From the Files of the Rochester Historical Society

William D. Watling, born in 1918, wore many hats in his life. As an all-star athlete growing up in New Bedford, he wore both a football helmet and a baseball cap. He also shined on the soccer field and the basketball court. Baseball stayed with him. He played semipro ball in Canada prior to WWII. For World War II, he donned a different type of headgear as he flew at least 22 missions from England to the continent to bomb the enemy. He was a top turret gunner in a B-24 bomber where his task was to fend off attacking enemy planes.

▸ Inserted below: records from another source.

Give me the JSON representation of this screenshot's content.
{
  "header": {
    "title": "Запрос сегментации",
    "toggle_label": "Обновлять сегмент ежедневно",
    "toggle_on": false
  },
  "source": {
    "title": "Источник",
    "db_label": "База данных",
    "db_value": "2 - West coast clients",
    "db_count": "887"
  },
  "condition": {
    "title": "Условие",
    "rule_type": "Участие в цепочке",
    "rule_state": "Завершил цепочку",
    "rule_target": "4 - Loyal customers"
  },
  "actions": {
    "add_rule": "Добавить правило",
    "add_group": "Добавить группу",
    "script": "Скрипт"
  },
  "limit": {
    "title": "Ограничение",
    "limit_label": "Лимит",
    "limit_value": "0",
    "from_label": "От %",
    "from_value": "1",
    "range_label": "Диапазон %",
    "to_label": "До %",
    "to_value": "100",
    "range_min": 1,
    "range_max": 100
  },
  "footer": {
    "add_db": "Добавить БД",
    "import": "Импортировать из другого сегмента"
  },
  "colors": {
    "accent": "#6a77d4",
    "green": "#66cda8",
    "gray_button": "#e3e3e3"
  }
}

            In 1946 after his war service, Watling moved to Rochester when he married Louise Hartley. He worked at Morse Cutting Tools where he transferred his baseball skills to softball. It was said that he hit a softball further than one of his fellow workers had ever seen. During these years, he ran a small group in town, known as Rochester’s Boys Club. Wearing the hat of club leader, he organized projects, many of which were sports related. For one project, he approached area businesses for donations to build a boxing ring in the upstairs of the Grange Hall. Once the ring was built, he taught the boys how to box. That lead to boxing matches, which townspeople paid to attend. Bob Sherman remembers that the money made was used by Watling to take the members of the Boys Club to watch a hockey game at Boston Garden. About that experience, Sherman said, “It was a place I’d never seen in my life and I thought it was the greatest thing.”

            As a Rochester resident, Watling took on many roles. Over the years, he wore the hats of Park Commissioner, Sealer of Weights and Measures and Cemetery Commission. Working as a self-employed carpenter and painter, he also found time to maintain the grounds around the First Congregational Church and Town Hall, as well as town athletic fields. Watling was also a regular performer in shows at the Grange Hall, sometimes as a comic chef attempting to make stew in a magic pot. He borrowed Santa’s hat to play the part of old St. Nick at town Christmas activities.

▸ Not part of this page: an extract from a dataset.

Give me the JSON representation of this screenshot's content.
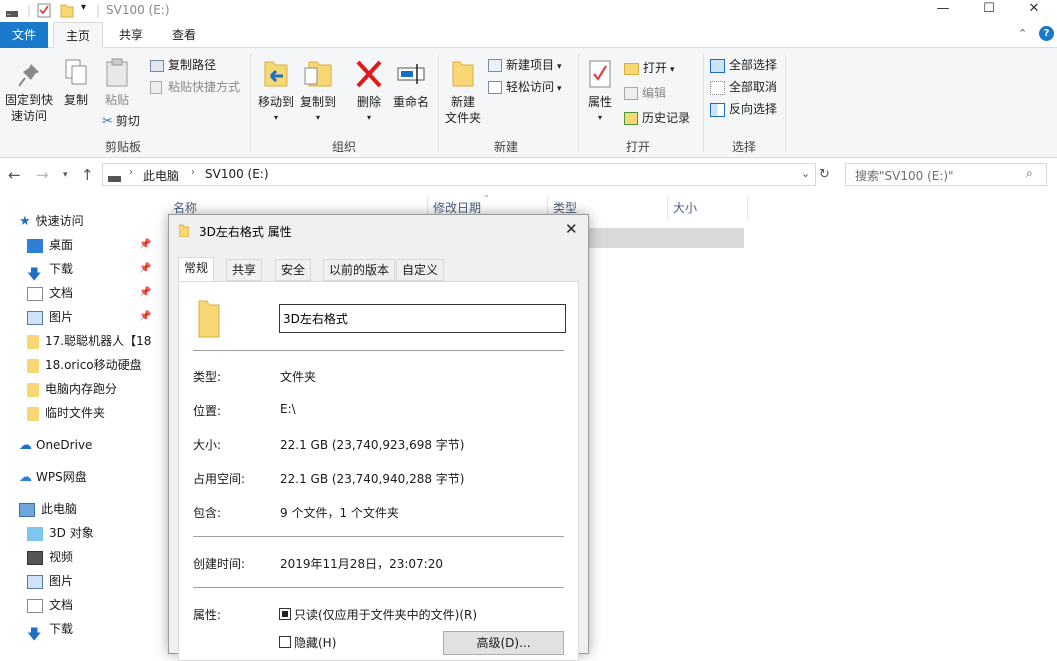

            Perhaps the proudest hat Bill Watling wore was that of Herring Inspector, a post he held for almost 40 years. In the 1950’s, the job was appointed by the selectmen and often, according to Watling, “treated in a sort of off-hand matter.” After accepting the position, he worked to have the Herring Inspector elected rather than appointed. At this time, herring were a lot more plentiful in the area rivers and there was a pond on Rounseville Road where they would go to spawn. However, the herring faced many obstacles, including a lack of fish ladders and debris choking the rivers. Any clearing of debris was done to help boaters rather than fish and with little attention paid to their spawning patterns. In time, the clearing of the river debris also benefitted the herring on their journey.

            Protecting the herring became a passion for Watling, as he with others founded Alewives Anonymous. He introduced innovative electric fish counters and herring ladders. He took on the job of maintaining the rivers, and he worked to preserve herring whose numbers had begun to dwindle. He felt that if area towns would all agree to ban fishing for a year, it would help to increase herring counts. This idea (adopted in later years in some towns) was, unfortunately, not supported by Rochester’s neighbors.

            Alewives Anonymous is still active today, and there are fish ladders on the Sippican River as it enters Hathaway and Leonard’s Ponds. The problem that Watling tried to prevent has come to pass as fewer and fewer herring make use of those fish ladders. Watling said in a 1991 newspaper article, ” I think we should treat herring like sacred cows for awhile, let them run, let them propagate.” It is too bad for the herring that his words weren’t heeded. Because of his work with the herring, river and boat race, Watling , who passed away in 1993, was honored with a sign near the start of the boat race at Grandma Hartley’s Reservoir. You may have seen it this weekend. The new sign proclaims the William D. Watling Memorial Waterway.